While we cannot deny that some jobs will be drastically transformed or even lost, there’s a strong track record of net job creation.
We discussed how design copilots will be able to take natural language descriptions of a manufacturing process and generate control code. This means that control engineers may soon be two to five times more productive with these tools. That compresses development time and frees them up for higher value activities.
An example is the use of AI to simplify and scale proven techniques. Take predictive maintenance – this has been around for decades, but it hasn’t been broadly implemented in many industries due to lack of domain expertise and complexity to configure and maintain. With semi-supervised learning, maintenance teams can quickly implement anomaly detection and MTTF prediction for manufacturing assets, scaling rapidly across all assets.
For instance, we worked with a major metals and mining brand to inject AI-based anomaly detection using FactoryTalk® Analytics™ GuardianAI™ to increase their profitability and prevent full-shift downtime.

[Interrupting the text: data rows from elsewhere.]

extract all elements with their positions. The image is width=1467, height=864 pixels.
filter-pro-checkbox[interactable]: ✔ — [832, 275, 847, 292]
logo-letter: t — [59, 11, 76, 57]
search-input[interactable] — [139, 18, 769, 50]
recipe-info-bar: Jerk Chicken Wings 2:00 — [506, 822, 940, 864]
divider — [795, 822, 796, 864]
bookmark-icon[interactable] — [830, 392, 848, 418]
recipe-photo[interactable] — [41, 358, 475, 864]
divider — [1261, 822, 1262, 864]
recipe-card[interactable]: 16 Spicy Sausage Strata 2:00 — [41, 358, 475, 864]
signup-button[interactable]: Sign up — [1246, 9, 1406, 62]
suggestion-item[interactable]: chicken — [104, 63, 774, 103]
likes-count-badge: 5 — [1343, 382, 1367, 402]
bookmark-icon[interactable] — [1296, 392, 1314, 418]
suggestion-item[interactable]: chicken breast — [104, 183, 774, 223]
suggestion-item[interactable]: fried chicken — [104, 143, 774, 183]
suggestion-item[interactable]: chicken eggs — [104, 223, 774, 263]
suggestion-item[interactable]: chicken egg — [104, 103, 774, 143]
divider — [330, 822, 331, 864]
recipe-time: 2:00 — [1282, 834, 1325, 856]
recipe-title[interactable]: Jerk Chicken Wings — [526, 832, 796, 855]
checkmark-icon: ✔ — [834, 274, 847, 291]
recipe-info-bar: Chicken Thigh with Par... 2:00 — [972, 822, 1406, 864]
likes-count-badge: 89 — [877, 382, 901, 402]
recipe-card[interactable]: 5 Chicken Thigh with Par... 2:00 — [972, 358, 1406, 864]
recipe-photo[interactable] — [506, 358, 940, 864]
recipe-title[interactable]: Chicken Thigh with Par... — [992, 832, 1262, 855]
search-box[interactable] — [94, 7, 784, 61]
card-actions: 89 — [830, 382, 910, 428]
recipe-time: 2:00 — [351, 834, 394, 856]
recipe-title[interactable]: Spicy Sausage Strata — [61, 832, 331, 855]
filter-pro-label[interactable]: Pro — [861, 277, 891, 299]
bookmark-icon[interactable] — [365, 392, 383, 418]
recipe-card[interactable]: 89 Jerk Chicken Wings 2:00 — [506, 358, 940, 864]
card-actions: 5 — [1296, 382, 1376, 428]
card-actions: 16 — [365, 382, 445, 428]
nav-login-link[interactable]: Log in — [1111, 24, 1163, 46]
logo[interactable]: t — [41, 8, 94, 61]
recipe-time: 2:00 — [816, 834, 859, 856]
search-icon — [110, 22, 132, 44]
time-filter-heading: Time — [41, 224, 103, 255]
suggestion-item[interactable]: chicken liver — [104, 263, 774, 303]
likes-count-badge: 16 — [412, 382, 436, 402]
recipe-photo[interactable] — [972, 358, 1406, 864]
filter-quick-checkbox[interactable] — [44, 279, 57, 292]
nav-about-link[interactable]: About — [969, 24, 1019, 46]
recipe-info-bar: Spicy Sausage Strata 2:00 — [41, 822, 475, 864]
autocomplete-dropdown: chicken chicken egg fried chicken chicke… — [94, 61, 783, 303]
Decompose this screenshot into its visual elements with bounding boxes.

In this sense, AI will democratize productivity practices that were too costly or resource-constrained to implement at scale.

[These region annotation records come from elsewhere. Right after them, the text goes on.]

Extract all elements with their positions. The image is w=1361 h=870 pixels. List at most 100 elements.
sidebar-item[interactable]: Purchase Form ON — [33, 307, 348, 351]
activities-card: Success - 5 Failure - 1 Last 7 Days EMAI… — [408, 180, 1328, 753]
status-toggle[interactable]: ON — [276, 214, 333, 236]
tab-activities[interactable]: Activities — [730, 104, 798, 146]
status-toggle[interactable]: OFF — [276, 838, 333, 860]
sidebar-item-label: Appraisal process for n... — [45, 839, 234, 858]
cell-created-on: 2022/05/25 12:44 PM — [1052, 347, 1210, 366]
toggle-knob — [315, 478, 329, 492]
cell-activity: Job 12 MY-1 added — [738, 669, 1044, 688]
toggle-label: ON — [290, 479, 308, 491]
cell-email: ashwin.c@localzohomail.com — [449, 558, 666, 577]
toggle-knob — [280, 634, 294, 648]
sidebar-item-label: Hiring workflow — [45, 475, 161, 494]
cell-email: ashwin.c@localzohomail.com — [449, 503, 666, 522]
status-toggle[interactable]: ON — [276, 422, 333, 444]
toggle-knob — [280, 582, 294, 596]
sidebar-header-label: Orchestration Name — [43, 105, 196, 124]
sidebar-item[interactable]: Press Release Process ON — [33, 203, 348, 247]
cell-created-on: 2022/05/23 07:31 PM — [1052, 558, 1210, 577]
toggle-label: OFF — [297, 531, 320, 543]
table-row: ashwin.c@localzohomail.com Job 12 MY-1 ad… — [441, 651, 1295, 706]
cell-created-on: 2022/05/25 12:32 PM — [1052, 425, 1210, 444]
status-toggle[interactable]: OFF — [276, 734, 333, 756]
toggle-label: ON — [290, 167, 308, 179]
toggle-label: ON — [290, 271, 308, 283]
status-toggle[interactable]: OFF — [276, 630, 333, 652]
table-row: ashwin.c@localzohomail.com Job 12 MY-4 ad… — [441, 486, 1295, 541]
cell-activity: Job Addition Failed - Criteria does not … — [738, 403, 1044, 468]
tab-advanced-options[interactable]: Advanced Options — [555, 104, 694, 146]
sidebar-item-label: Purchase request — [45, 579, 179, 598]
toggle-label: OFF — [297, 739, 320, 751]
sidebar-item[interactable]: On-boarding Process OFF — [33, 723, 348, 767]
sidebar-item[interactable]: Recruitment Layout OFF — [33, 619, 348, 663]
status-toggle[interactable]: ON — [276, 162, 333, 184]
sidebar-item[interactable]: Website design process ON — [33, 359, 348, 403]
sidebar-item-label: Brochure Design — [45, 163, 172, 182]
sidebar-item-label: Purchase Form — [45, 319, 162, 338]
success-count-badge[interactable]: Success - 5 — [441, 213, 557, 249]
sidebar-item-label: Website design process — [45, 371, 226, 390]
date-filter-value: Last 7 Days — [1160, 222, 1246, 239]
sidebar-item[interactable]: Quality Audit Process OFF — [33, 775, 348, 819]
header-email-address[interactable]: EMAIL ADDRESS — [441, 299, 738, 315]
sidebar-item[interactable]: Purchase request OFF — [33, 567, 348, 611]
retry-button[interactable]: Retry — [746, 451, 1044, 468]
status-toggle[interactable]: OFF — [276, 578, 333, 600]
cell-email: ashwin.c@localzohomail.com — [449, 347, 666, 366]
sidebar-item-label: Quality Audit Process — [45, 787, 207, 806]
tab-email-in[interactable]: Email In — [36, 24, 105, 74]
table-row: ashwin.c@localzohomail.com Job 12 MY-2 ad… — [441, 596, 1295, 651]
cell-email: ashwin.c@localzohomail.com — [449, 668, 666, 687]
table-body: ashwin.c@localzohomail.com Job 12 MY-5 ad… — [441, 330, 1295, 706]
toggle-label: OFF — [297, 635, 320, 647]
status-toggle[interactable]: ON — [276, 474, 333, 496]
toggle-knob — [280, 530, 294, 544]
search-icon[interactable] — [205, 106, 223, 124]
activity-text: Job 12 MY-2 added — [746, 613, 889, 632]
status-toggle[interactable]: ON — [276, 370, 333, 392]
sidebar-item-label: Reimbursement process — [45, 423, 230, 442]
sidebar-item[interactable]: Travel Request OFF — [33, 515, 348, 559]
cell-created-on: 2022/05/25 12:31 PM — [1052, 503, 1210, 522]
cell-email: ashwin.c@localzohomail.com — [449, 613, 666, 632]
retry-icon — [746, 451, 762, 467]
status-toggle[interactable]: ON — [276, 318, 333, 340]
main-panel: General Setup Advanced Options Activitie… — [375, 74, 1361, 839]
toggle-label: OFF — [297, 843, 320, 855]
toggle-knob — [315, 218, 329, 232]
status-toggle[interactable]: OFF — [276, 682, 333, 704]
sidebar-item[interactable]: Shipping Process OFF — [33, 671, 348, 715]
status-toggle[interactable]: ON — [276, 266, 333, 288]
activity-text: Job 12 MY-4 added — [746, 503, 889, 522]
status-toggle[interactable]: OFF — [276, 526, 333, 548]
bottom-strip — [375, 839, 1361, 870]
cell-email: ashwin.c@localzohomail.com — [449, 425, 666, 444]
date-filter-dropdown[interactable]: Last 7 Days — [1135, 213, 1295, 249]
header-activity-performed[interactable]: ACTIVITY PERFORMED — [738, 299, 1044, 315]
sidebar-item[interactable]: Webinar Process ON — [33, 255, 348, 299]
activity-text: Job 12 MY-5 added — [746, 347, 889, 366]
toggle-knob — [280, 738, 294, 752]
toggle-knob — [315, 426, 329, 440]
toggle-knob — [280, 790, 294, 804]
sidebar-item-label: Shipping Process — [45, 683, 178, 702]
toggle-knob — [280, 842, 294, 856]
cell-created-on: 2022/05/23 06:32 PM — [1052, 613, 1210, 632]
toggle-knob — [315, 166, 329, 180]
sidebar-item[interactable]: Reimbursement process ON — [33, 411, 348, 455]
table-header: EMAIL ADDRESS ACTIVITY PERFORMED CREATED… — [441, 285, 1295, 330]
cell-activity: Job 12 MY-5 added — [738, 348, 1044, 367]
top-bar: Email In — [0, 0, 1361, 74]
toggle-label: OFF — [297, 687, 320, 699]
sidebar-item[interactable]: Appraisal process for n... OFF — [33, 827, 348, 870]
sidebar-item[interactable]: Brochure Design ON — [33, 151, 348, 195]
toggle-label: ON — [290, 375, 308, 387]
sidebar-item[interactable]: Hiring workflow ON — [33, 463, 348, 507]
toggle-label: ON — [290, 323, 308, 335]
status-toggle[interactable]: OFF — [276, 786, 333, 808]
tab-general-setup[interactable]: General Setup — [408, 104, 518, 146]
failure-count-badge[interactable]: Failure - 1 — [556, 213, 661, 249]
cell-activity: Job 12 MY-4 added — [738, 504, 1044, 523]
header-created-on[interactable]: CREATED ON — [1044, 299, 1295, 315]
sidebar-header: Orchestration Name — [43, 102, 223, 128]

Another example is the use of machine learning (ML) to improve the performance of controls for complex or highly variable processes that are difficult to model. Here, control engineers use supervised and reinforcement learning as tools to improve the output of their work. These ML-based models often outperform the traditional “set & forget” expert-based models, delivering increased Overall Equipment Effectiveness (OEE) and continuously adapting to the changing environment.